The 2.0 version of their report looked at 13 SOHO routers and N.A.S. devices. From those few products, 125 new C.V.E. entries were made. The researchers concluded quite handily that the Internet of Things (IoT) devices that they evaluated were not secure enough to prevent them from being used to covertly attack other systems. Twelve of the IoT devices produced what is called a root shell, allowing complete control over the system’s components. Six of the twelve were able to be taken over without even using the username and password that was setup, the systems were essentially wide open to being exploited.
The thirteen IoT devices were evaluated under the premise that the average end-user would accept many of the default configurations presented during the initial setup. The out-of-box experience for many users is relegated to completing the steps on the Quick Setup or Quick Reference cards that’re included with many of the devices. The methods used to attack and exploit the devices are well known to the security and hacking communities; cross-site scripting (XSS), operating system command injection (OS CMDi), cross-site request forgery (CSRF), SQL injection (SQLi), and domain name system (DNS) rebinding attacks.

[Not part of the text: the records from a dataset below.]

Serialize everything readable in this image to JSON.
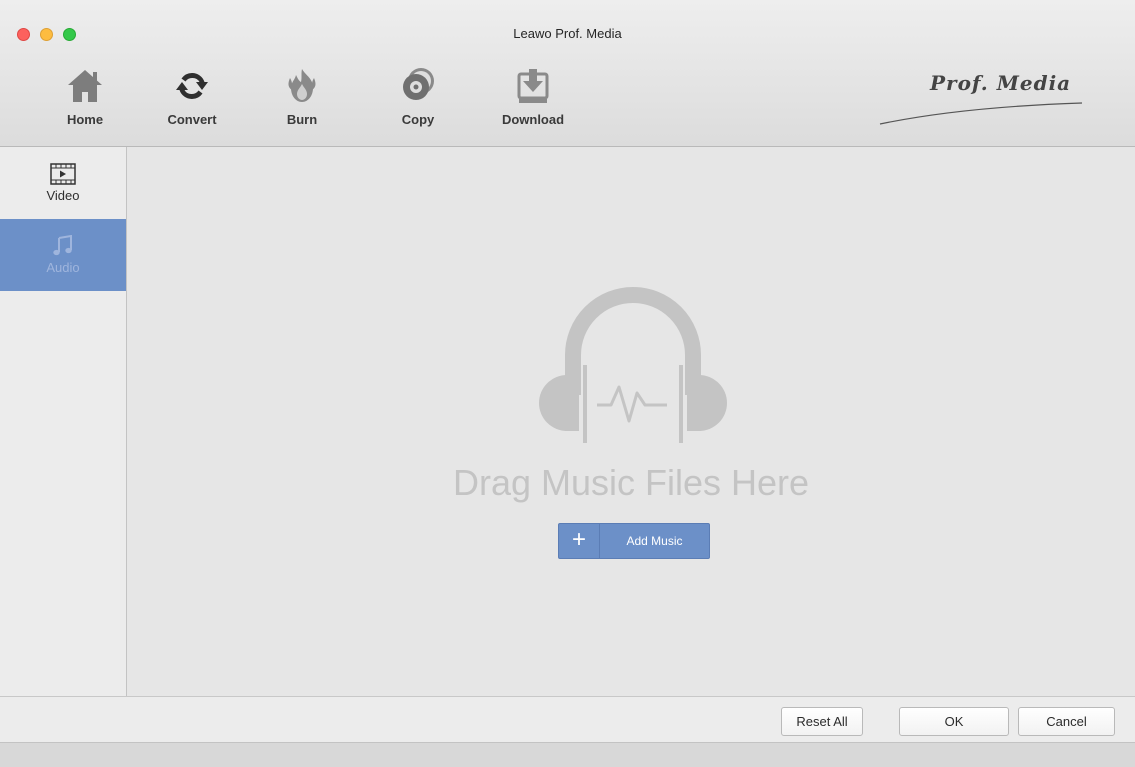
{
  "window": {
    "title": "Leawo Prof. Media"
  },
  "toolbar": {
    "items": [
      {
        "label": "Home",
        "icon": "home-icon"
      },
      {
        "label": "Convert",
        "icon": "convert-icon"
      },
      {
        "label": "Burn",
        "icon": "burn-icon"
      },
      {
        "label": "Copy",
        "icon": "copy-icon"
      },
      {
        "label": "Download",
        "icon": "download-icon"
      }
    ],
    "brand": "Prof. Media"
  },
  "sidebar": {
    "items": [
      {
        "label": "Video",
        "icon": "video-icon",
        "active": false
      },
      {
        "label": "Audio",
        "icon": "music-note-icon",
        "active": true
      }
    ]
  },
  "main": {
    "drop_text": "Drag Music Files Here",
    "drop_icon": "headphones-icon",
    "add_button": {
      "plus": "+",
      "label": "Add Music"
    }
  },
  "footer": {
    "reset_label": "Reset All",
    "ok_label": "OK",
    "cancel_label": "Cancel"
  },
  "colors": {
    "accent": "#6c90c8",
    "accent_text": "#9fb5dd",
    "placeholder_gray": "#c4c4c4"
  }
}
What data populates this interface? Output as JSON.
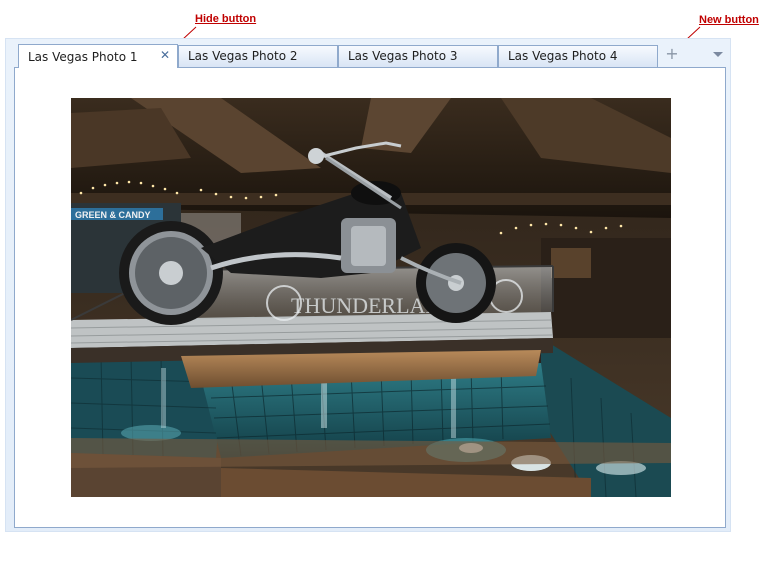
{
  "callouts": {
    "hide_button": "Hide button",
    "new_button": "New button"
  },
  "tabs": [
    {
      "label": "Las Vegas Photo 1",
      "active": true
    },
    {
      "label": "Las Vegas Photo 2",
      "active": false
    },
    {
      "label": "Las Vegas Photo 3",
      "active": false
    },
    {
      "label": "Las Vegas Photo 4",
      "active": false
    }
  ],
  "icons": {
    "close": "close-icon",
    "new_tab": "plus-icon",
    "tab_list": "chevron-down-icon"
  },
  "photo": {
    "sign_text": "GREEN & CANDY",
    "bike_text": "THUNDERLAK"
  },
  "colors": {
    "callout": "#c00000",
    "tab_border": "#8fa9cc",
    "pool_water": "#1f5a63"
  }
}
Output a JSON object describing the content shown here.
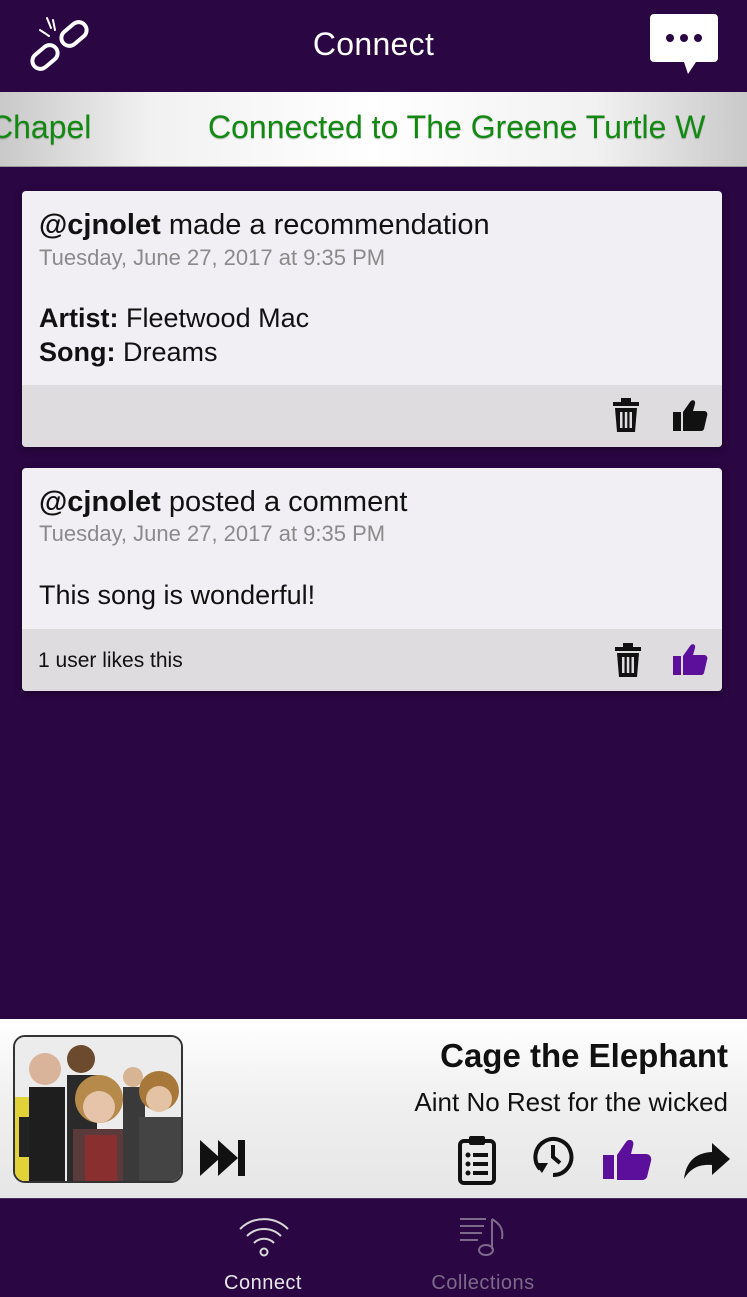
{
  "nav": {
    "title": "Connect",
    "left_icon": "broken-link-icon",
    "right_icon": "chat-bubble-icon"
  },
  "ticker": {
    "text_left": "Chapel",
    "text_right": "Connected to The Greene Turtle W",
    "color": "#128a12"
  },
  "feed": [
    {
      "user": "@cjnolet",
      "action": "made a recommendation",
      "date": "Tuesday, June 27, 2017 at 9:35 PM",
      "artist_label": "Artist:",
      "artist": "Fleetwood Mac",
      "song_label": "Song:",
      "song": "Dreams",
      "likes_text": "",
      "liked": false
    },
    {
      "user": "@cjnolet",
      "action": "posted a comment",
      "date": "Tuesday, June 27, 2017 at 9:35 PM",
      "body": "This song is wonderful!",
      "likes_text": "1 user likes this",
      "liked": true
    }
  ],
  "player": {
    "artist": "Cage the Elephant",
    "song": "Aint No Rest for the wicked",
    "liked": true,
    "buttons": [
      "skip-forward-icon",
      "queue-list-icon",
      "history-icon",
      "thumbs-up-icon",
      "share-icon"
    ]
  },
  "tabs": [
    {
      "label": "Connect",
      "icon": "wifi-icon",
      "active": true
    },
    {
      "label": "Collections",
      "icon": "music-list-icon",
      "active": false
    }
  ],
  "colors": {
    "background": "#2a0642",
    "accent_purple": "#5b0f9b",
    "card": "#f1eff4",
    "card_footer": "#dedcdf"
  }
}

The details of these types of attacks aren’t important for this very-high-level overview. It’s still prudent to state the seemingly obvious; the more individual attacks each device was susceptible to during the research phase, the more likely each device could be hijacked and used for malicious purposes in the real world. Some top players in the small and home office arena are implicated by some of their best sellers; such as Netgear and their Nighthawk R9000 high-end flagship router, and Buffalo Technology’s TeraStation N.A.S. Between those two products, they were both vulnerable to XSS, OS CMDi, authentication bypass and authorization bypass.
Perhaps more important than the discover of the C.V.E.’s themselves is a general disclosure at the end of the report. After discovering these flaws, the researchers did their due diligence in reporting the C.V.E.’s directly to the manufacturers for remediation, and patching. Four companies failed to even acknowledge their receipt of the C.V.E. reports; including the two mentioned previously, Buffalo Technology and Netgear, plus Drobo, maker of the Drobo 5N2 N.A.S., and Zioncom, the maker of the TOTOLINK A3002RU router. The remaining companies, nine of the thirteen, were open to the submission of the bugs and worked with researchers and the security community to patch or mitigate their C.V.E.’s.
My takeaway from this situation, besides there being three times as many exploits from 2013 to 2019, is that we need more researchers out there testing our day-to-day consumer and business products. Consumer Reports would do well to expand their cybersecurity arm into a meaningful research team.iii Some of the companies experiencing these exploits offer bug bounties, like cash prizes, for discovering and reporting security holes. There is money to be made in verifying the digital safety of the most commonplace Internet-of-Things devices, as well as money made in publishing those findings on a regular basis.